4/04/2006

Prophetic Intuition: Reading of Pesachim 66a

Thinking about my post from last night/this morning, I had an insight into the well-known Gemara in Pesachim 66a. Hillel, who had just been appointed Nasi, had forgotten the procedure by which one would transport his slaughtering knife to the Temple when Erev Pesach fell out on Shabbat.

Hillel responds, “Leave Israel alone! If they are not prophets, they are the sons of prophets”. The people found other ways to transport the knives – sticking it in the wool of the Paschal lamb, for example, which reminded Hillel that, indeed, that is the ruling on the matter.
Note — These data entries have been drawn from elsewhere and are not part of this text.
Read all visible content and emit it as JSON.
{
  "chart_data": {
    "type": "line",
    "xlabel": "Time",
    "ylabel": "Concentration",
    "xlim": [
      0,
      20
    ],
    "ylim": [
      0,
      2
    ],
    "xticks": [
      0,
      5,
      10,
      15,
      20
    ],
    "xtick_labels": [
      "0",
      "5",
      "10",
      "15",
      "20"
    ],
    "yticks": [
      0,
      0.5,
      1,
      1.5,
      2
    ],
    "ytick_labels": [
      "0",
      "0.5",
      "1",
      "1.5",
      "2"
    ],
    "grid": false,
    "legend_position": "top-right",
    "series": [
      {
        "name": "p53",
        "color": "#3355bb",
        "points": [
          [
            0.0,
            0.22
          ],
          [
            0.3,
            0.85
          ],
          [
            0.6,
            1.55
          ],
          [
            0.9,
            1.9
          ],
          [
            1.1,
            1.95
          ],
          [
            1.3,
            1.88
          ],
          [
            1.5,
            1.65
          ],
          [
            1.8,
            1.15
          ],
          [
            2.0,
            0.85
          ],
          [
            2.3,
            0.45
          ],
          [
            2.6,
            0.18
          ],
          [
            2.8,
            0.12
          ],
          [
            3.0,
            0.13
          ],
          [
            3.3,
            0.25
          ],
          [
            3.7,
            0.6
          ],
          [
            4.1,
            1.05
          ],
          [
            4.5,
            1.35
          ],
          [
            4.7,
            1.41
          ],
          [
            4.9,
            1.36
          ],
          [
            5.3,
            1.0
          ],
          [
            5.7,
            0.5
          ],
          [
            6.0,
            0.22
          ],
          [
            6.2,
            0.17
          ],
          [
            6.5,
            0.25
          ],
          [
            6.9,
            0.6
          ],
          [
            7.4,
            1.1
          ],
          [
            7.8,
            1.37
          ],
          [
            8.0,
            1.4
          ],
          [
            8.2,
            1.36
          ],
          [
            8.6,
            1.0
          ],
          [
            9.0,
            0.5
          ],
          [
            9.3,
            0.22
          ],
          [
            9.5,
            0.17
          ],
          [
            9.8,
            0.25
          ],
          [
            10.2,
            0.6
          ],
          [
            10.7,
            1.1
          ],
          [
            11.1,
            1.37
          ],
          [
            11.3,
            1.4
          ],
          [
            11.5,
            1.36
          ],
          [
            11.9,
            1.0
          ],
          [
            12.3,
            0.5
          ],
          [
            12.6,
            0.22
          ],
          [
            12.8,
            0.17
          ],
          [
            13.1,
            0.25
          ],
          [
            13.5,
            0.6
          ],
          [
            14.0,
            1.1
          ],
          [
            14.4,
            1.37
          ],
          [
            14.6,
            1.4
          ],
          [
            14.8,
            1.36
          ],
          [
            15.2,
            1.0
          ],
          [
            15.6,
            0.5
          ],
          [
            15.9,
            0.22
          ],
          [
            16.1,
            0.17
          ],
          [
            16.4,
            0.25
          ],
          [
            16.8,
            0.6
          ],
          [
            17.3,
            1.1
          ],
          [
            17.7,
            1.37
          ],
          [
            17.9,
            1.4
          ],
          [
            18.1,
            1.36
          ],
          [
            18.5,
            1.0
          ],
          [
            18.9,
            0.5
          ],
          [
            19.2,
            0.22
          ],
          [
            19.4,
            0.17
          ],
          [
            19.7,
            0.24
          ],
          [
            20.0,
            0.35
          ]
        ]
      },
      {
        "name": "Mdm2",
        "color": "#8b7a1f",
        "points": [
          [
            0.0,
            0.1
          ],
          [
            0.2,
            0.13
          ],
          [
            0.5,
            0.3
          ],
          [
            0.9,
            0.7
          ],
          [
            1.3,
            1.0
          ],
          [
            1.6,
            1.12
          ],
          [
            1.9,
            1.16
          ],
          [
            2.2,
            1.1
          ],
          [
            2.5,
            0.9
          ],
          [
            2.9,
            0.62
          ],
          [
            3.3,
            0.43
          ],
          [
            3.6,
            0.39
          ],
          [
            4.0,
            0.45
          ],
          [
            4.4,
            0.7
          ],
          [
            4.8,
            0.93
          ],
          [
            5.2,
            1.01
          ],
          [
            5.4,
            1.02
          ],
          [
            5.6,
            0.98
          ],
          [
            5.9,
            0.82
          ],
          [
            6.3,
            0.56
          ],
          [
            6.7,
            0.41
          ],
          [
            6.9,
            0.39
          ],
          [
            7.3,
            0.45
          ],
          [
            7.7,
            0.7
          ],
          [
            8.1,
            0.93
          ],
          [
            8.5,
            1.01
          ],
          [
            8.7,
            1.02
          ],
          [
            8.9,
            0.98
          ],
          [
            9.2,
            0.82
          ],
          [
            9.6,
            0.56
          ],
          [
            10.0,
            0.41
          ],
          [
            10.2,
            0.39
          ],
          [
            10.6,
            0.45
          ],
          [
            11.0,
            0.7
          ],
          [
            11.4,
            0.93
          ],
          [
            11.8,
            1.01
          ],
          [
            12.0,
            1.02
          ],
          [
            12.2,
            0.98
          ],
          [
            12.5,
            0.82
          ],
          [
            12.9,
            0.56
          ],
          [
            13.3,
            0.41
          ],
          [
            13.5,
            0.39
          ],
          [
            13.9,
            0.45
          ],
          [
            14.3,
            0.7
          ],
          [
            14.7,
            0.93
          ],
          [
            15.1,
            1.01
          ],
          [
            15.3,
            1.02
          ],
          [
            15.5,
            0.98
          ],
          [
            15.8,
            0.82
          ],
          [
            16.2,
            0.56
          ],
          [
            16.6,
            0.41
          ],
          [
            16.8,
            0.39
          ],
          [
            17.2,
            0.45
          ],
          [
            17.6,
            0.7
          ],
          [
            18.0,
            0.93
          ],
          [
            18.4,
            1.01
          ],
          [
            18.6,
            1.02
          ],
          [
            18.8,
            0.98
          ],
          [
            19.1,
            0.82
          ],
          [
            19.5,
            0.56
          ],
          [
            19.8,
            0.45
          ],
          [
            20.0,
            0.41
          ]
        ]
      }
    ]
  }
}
Granted, this story has Halakhic implications, but it should be read as aggadah, with a literary narrative structure. As I’ve mentioned previously, the lines between Halakha and Aggadah are not sharply drawn. In this instance, the same story appears in the Tosefta (Pesachim 4:1), Bavli (Pesachim 66a), and Yerushalmi (39a/6:1). Each version has slight variations, and there’s a wealth of scholarly material on this (for example, here – see especially the comparison chart at the end). My point is only that there is license to treat this story aggadically.
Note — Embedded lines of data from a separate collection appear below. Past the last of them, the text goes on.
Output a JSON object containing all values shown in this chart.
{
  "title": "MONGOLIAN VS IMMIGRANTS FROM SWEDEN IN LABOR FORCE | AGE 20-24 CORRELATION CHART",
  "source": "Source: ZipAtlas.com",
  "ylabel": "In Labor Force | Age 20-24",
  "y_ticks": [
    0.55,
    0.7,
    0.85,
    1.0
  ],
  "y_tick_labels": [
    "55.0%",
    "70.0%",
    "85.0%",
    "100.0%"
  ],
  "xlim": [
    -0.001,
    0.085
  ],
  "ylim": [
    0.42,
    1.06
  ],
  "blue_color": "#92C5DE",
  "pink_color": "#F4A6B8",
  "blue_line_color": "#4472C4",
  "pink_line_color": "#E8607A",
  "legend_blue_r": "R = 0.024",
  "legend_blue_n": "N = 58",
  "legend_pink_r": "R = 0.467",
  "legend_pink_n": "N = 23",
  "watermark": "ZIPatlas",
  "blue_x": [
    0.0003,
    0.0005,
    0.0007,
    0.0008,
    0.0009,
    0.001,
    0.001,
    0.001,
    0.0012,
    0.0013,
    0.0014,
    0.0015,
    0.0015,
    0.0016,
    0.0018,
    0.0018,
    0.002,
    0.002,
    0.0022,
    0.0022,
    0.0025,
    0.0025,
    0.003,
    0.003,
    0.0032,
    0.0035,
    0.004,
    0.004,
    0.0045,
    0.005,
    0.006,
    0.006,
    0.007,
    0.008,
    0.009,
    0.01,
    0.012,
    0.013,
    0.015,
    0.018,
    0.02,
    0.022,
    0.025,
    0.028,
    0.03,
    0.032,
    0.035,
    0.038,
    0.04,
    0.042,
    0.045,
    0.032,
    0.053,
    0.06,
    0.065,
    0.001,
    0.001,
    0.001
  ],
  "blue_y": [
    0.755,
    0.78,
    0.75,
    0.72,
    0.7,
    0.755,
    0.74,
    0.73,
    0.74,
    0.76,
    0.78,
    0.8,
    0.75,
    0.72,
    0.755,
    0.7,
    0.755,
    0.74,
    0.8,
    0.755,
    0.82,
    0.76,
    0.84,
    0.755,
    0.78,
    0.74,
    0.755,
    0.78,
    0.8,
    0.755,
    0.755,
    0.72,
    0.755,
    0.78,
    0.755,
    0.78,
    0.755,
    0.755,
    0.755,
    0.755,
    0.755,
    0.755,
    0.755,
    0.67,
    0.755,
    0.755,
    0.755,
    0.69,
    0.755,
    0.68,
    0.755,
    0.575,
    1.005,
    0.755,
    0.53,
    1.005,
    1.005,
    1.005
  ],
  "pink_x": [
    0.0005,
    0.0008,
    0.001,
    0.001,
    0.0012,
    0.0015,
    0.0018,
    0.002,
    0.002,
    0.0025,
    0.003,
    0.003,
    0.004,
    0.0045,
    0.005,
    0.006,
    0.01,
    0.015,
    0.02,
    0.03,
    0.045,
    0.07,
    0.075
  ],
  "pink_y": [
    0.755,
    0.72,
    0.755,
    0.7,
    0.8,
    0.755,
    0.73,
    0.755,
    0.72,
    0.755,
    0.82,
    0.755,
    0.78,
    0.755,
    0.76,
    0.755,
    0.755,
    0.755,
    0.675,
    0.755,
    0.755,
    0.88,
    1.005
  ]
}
In both Talmuds, Hillel suggests that the collective intuition of Israel is prophetic in nature. Many have tried to minimize the implications of this idea, whose unfettered ramifications, especially in our times, would spell the end of Halakha as we know it. I’d like to suggest that those limitations are part and parcel of the narrative itself.
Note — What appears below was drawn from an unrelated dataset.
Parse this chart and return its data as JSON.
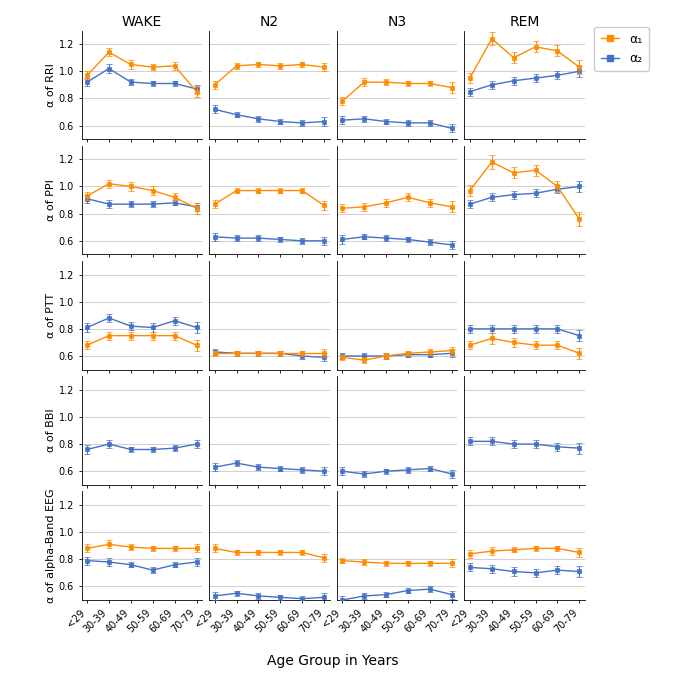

The population that Hillel instructs us to ‘leave alone’ consists of those who are bringing the Paschal sacrifice. As I mentioned in the last post, the Pesach is the vehicle through which our identity as Israel is constructed, and by which we transmit that identity to the next generation. Those who participate in this process, who have rooted their very identities in the ever-unfolding holy history of Israel, have gained a spark of that prophetic intuition, and can contribute to the further unfolding of that history. Those whose roots are anchored in foreign soil lack this prophetic instinct, much as true prophecy could not be attained outside of the Land of Israel.